Buenos Aires, Argentina, 1969 

 

            Trained in the workshop of Héctor Medici and Betina Sor, Bercic questions the language of sculpture: what is the sculptural? What properties does it share with other morphologies and techniques? In 2003-2005, Bercic was part of the Kuitca Grant, where he began to experiment with a series of materials. Resorting only rarely to the conventional means of the sculptor's craft –such as wood, clay, plaster, or bronze,– but using instead industrial inputs –such as resin, fiberglass, iron, concrete–, Bercic emphatically shows the discipline, concentration, and formal skills guiding his practice. However, as a result, his multi-awarded sculptural assemblages are arranged under the rule of an ethic of play, summoning the imaginaries of teenage consumption, playful devices, or witty fantasy scenarios.
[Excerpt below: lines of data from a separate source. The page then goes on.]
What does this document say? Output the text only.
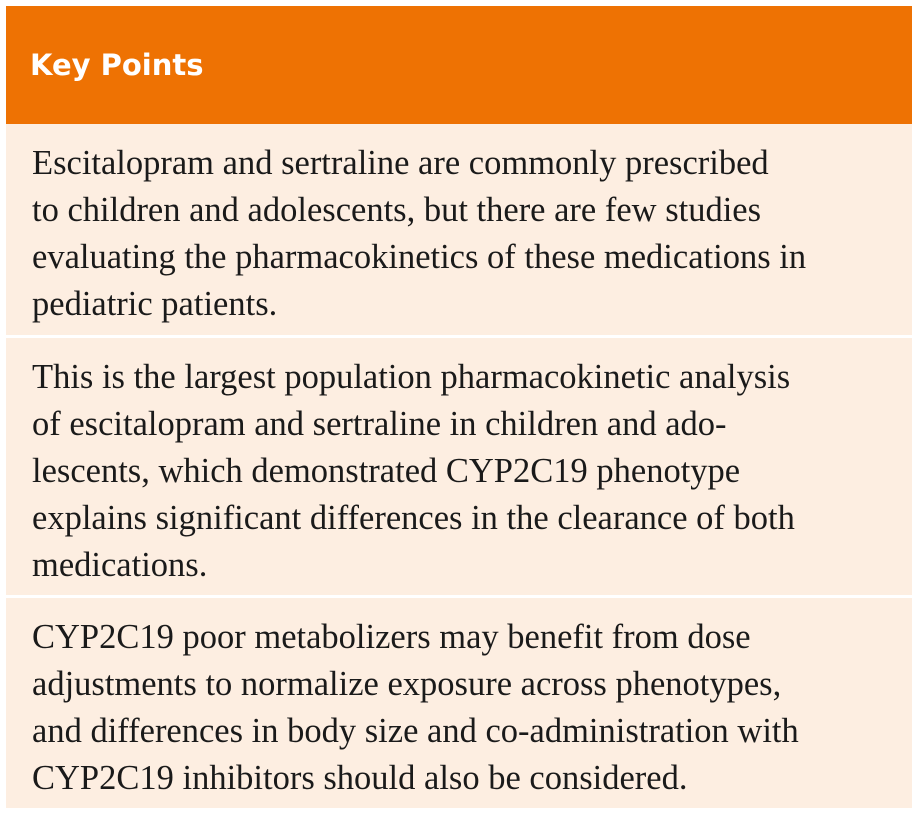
Key Points
Escitalopram and sertraline are commonly prescribed
to children and adolescents, but there are few studies
evaluating the pharmacokinetics of these medications in
pediatric patients.
This is the largest population pharmacokinetic analysis
of escitalopram and sertraline in children and ado-
lescents, which demonstrated CYP2C19 phenotype
explains significant differences in the clearance of both
medications.
CYP2C19 poor metabolizers may benefit from dose
adjustments to normalize exposure across phenotypes,
and differences in body size and co-administration with
CYP2C19 inhibitors should also be considered.
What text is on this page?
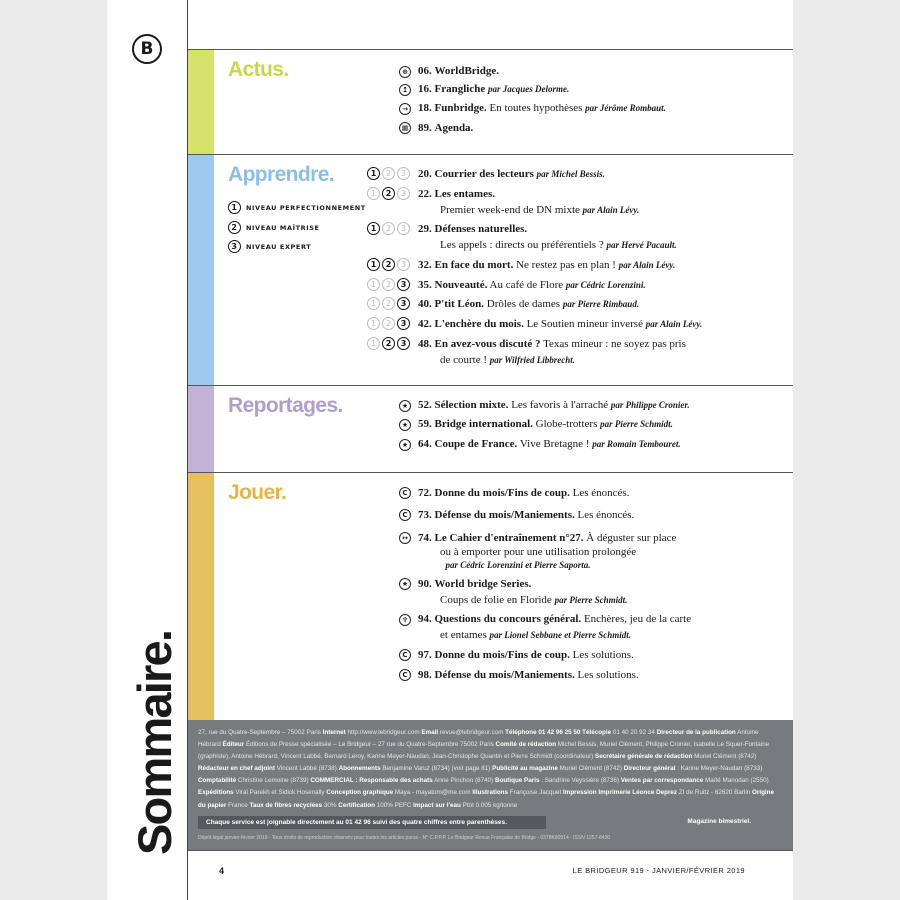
B
Sommaire.
Actus.	⊕ 06. WorldBridge.
↥ 16. Frangliche par Jacques Delorme.
→ 18. Funbridge. En toutes hypothèses par Jérôme Rombaut.
▦ 89. Agenda.
Apprendre.
1	NIVEAU PERFECTIONNEMENT
2	NIVEAU MAÎTRISE
3	NIVEAU EXPERT
1	2	3	20. Courrier des lecteurs par Michel Bessis.
1	2	3	22. Les entames.
Premier week-end de DN mixte par Alain Lévy.
1	2	3	29. Défenses naturelles.
Les appels : directs ou préférentiels ? par Hervé Pacault.
1	2	3	32. En face du mort. Ne restez pas en plan ! par Alain Lévy.
1	2	3	35. Nouveauté. Au café de Flore par Cédric Lorenzini.
1	2	3	40. P'tit Léon. Drôles de dames par Pierre Rimbaud.
1	2	3	42. L'enchère du mois. Le Soutien mineur inversé par Alain Lévy.
1	2	3	48. En avez-vous discuté ? Texas mineur : ne soyez pas pris
de courte ! par Wilfried Libbrecht.
Reportages.	★ 52. Sélection mixte. Les favoris à l'arraché par Philippe Cronier.
★ 59. Bridge international. Globe-trotters par Pierre Schmidt.
★ 64. Coupe de France. Vive Bretagne ! par Romain Tembouret.
Jouer.	C 72. Donne du mois/Fins de coup. Les énoncés.
C 73. Défense du mois/Maniements. Les énoncés.
↔ 74. Le Cahier d'entraînement n°27. À déguster sur place
ou à emporter pour une utilisation prolongée
par Cédric Lorenzini et Pierre Saporta.
★ 90. World bridge Series.
Coups de folie en Floride par Pierre Schmidt.
♆ 94. Questions du concours général. Enchères, jeu de la carte
et entames par Lionel Sebbane et Pierre Schmidt.
C 97. Donne du mois/Fins de coup. Les solutions.
C 98. Défense du mois/Maniements. Les solutions.

27, rue du Quatre-Septembre – 75002 Paris Internet http://www.lebridgeur.com Email revue@lebridgeur.com Téléphone 01 42 96 25 50 Télécopie 01 40 20 92 34 Directeur de la publication Antoine Hébrard Éditeur Éditions de Presse spécialisée – Le Bridgeur – 27 rue du Quatre-Septembre 75002 Paris Comité de rédaction Michel Bessis, Muriel Clément, Philippe Cronier, Isabelle Le Squer-Fontaine (graphiste), Antoine Hébrard, Vincent Labbé, Bernard Leroy, Karine Meyer-Naudan, Jean-Christophe Quantin et Pierre Schmidt (coordinateur) Secrétaire générale de rédaction Muriel Clément (8742) Rédacteur en chef adjoint Vincent Labbé (8738) Abonnements Benjamine Varuz (8734) (voir page 81) Publicité au magazine Muriel Clément (8742) Directeur général : Karine Meyer-Naudan (8733) Comptabilité Christine Lemoine (8739) COMMERCIAL : Responsable des achats Anne Pinchon (8740) Boutique Paris : Sandrine Veyssière (8736) Ventes par correspondance Maïté Manodan (2550) Expéditions Viral Parekh et Sidick Hosenally Conception graphique Maya - mayatom@me.com Illustrations Françoise Jacquet Impression Imprimerie Léonce Deprez ZI de Ruitz - 62620 Barlin Origine du papier France Taux de fibres recyclées 30% Certification 100% PEFC Impact sur l'eau Ptot 0.005 kg/tonne

Chaque service est joignable directement au 01 42 96 suivi des quatre chiffres entre parenthèses.	Magazine bimestriel.
Dépôt légal janvier-février 2019 - Tous droits de reproduction réservés pour toutes les articles parus - N° C.P.P.P. Le Bridgeur Revue Française de Bridge - 0378K80914 - ISSN 1257-8430
4	LE BRIDGEUR 919 - JANVIER/FÉVRIER 2019
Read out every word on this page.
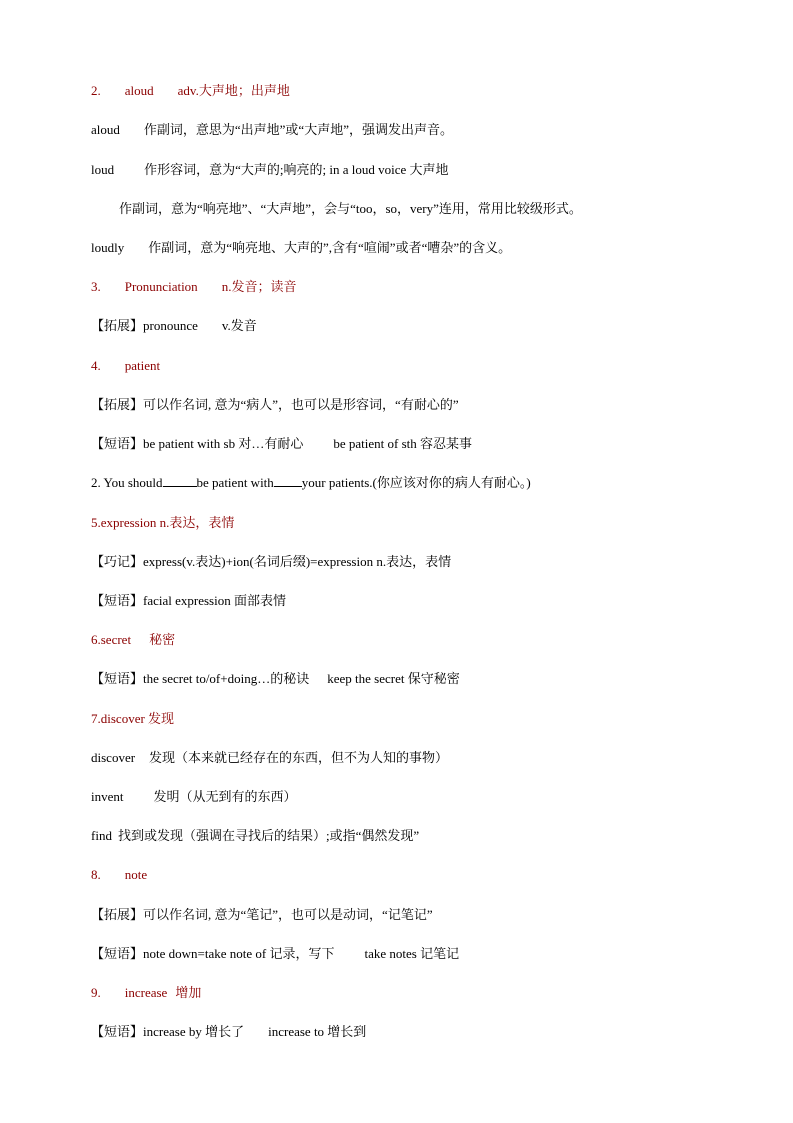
2. aloud adv.大声地；出声地
aloud 作副词，意思为“出声地”或“大声地”，强调发出声音。
loud 作形容词，意为“大声的;响亮的; in a loud voice 大声地
作副词，意为“响亮地”、“大声地”，会与“too，so，very”连用，常用比较级形式。
loudly 作副词，意为“响亮地、大声的”,含有“喧闹”或者“嘈杂”的含义。
3. Pronunciation n.发音；读音
【拓展】pronounce v.发音
4. patient
【拓展】可以作名词, 意为“病人”，也可以是形容词，“有耐心的”
【短语】be patient with sb 对…有耐心 be patient of sth 容忍某事
2. You should	be patient with your patients.(你应该对你的病人有耐心。)
5.expression n.表达，表情
【巧记】express(v.表达)+ion(名词后缀)=expression n.表达，表情
【短语】facial expression 面部表情
6.secret 秘密
【短语】the secret to/of+doing…的秘诀 keep the secret 保守秘密
7.discover 发现
discover 发现（本来就已经存在的东西，但不为人知的事物）
invent 发明（从无到有的东西）
find 找到或发现（强调在寻找后的结果）;或指“偶然发现”
8. note
【拓展】可以作名词, 意为“笔记”，也可以是动词，“记笔记”
【短语】note down=take note of 记录，写下 take notes 记笔记
9. increase 增加
【短语】increase by 增长了 increase to 增长到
            Although his trajectory can be seen as the continuity of a historical tradition, his references to popular culture or the applied arts allow us to challenge the hierarchies inherent to visual forms and the values with which they are associated. In La Montaña Concreta, the project that won him the Azcuy Prize, this duality is evident. The artist transformed a 40-meter-high wall of a building in the Caballito neighborhood into a climbing wall, on which every polyhedral step are quotes from works of the concrete art and Madí movements. The piece, a playful metaphor for the history of local art, pays homage to that school that was crucial for the existence of modern art in Argentina. Simultaneously, it literalizes the concrete heritage by using it as a structure that prevents it from falling.

            Bercic also works by taking the language of sculpture to the limit of volume, generating two-dimensional pieces and recovering his craft as a graphic designer. Whether producing a series of patterns inspired by architectural styles, through a heraldic set that turns to science fiction worlds or designs that seek to shape organic and natural figures, the artist always aims to unsettle the viewer, to create tension between motif and form, to distort the viewer's gaze. His works, ranging from pieces of monumental scale to small objects, have the powerful ability to produce a sensation at once playful and solemn.